Why has generative AI penetrated insurance so fast?

Consumers habits are leading the way

Why has generative AI penetrated insurance so fast?


By David Saric

According to Arun Balakrishnan (pictured left), chairman & CEO of Xceedance, the reason why the insurance industry has felt the need to adapt generative AI so quickly is because models like ChatGPT went to the consumer first.

“The accelerated adoption of large language models by businesses is due to their employees, customers and families having already started to use these tools in their everyday life,” he said.

“This had led executives to question how come their businesses are not thinking about this.”

During this year’s Target Markets conference in Arizona, Balakrishnan was joined by Travis MacMillian (pictured right), Xceedance’s president, Americas, to speak about why blockchain has not experienced a more concerted push through the industry, like AI.

The pair also discussed why they think the programs space is thriving post-pandemic.

“The entire supply chain needs to be on board”

Blockchain has been viewed as the best hope for preventing and limiting the opportunity of large-scale cyber loss events.

“It’s actually a good way to store data and transact with data, especially for digital assets,” Balakrishnan said.

Indeed he still sees potential in its ability to streamline and elevate the industry’s technological capabilities. However, the system has not seen wide penetration, which MacMillian believes is due to it needing to be adopted by various players in insurance for it to be effective.

“The entire supply chain needs to be on board,” he said.

“All the parties to that table [need to] say we’re all agreeing to this process, to this smart contract - this is the way we’re going to trade on it.
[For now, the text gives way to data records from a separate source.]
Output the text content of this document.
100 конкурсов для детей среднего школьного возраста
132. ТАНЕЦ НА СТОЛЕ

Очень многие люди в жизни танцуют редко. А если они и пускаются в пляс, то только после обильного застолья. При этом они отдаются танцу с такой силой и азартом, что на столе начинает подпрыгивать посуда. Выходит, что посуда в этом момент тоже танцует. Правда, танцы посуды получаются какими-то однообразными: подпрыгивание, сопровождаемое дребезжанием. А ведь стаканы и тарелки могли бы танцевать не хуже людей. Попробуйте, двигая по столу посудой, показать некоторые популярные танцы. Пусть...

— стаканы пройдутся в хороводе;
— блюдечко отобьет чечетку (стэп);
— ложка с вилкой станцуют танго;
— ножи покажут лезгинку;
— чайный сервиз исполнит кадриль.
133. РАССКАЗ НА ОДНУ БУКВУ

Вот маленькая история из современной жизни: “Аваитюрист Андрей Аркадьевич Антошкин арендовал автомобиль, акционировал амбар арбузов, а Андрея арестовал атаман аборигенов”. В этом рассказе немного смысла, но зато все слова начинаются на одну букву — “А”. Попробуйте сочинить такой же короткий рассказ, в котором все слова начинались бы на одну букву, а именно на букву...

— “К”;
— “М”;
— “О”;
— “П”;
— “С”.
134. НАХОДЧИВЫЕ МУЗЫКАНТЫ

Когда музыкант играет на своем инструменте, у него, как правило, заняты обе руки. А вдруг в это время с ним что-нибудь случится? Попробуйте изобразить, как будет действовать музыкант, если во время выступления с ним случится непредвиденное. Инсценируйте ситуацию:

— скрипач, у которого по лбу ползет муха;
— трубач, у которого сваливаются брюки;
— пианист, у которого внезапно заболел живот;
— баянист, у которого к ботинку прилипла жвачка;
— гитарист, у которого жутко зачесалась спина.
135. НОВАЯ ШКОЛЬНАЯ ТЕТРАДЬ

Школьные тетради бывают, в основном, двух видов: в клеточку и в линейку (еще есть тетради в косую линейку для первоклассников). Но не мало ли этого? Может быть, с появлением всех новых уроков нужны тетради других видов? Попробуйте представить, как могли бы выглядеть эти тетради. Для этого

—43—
If one says ‘no’, and you only have the two parties, and you need the three, then it doesn’t work.”

Comparing blockchain with ChatGPT or other similar functions, Balakrishnan added that there is not the same level of urgency to adopt the system since it only functions internally and some businesses may not see the need to overhaul their processes to meet consumer demand.

“I think there was a lot of talk of blockchain possibly eliminating the role of the broker from the insurance equation, which may have also given some pause for adoption,” MacMillian added.

“But if they don’t come to the table to play, then the whole model breaks down since they are the drivers of the business —they control the data that everybody needs.”

A scaling up of the programs sector

MacMillian and Balakrishnan were in Scottsdale attending the 23rd annual Target Markets summit at the Westin Kierland Resort to network with peers in the programs sector.

With Xceedance’s ability to deliver strategic operations support, technological solutions and data-driven services, MacMillian said he and his colleagues were in town to meet with prospective program administrator partners.

“Whether that is MGAs or MGUs, we wanted to learn about their ideas for products, challenges that may arise when trying to launch a new product and how we could potentially help with a  solution,” he said. “Some of these challenges may be technological, others operational, some may be a combination of both.”

Having attended the conference when he was working on the carrier side, MacMillian has seen a steady growth in attendance that hit a peak during this year’s proceedings.

“Prior to the pandemic, it was always very well attended, but not to the magnitude of how it has been since then. This year is probably the biggest it’s ever been.”

He chalked this up to carriers understanding that in order to compete in the current marketplace and deal with challenges around capacity, programs offer a viable solution.

“MGAs and MGUs were prevalent in the 80s and 90s, but carriers took advantage of the flexibility and adaptability of what they offered and wrote business they shouldn’t have and squeezed the capital they had,” MacMillian said.

However, with data being more prevalent and available in how programs and products are created, there is a more controlled environment now.

“It gives them all, let’s call it the strategic flexibility that they need to be able to adapt to market needs, market conditions and capitalize on those opportunities quickly,” MacMillian added.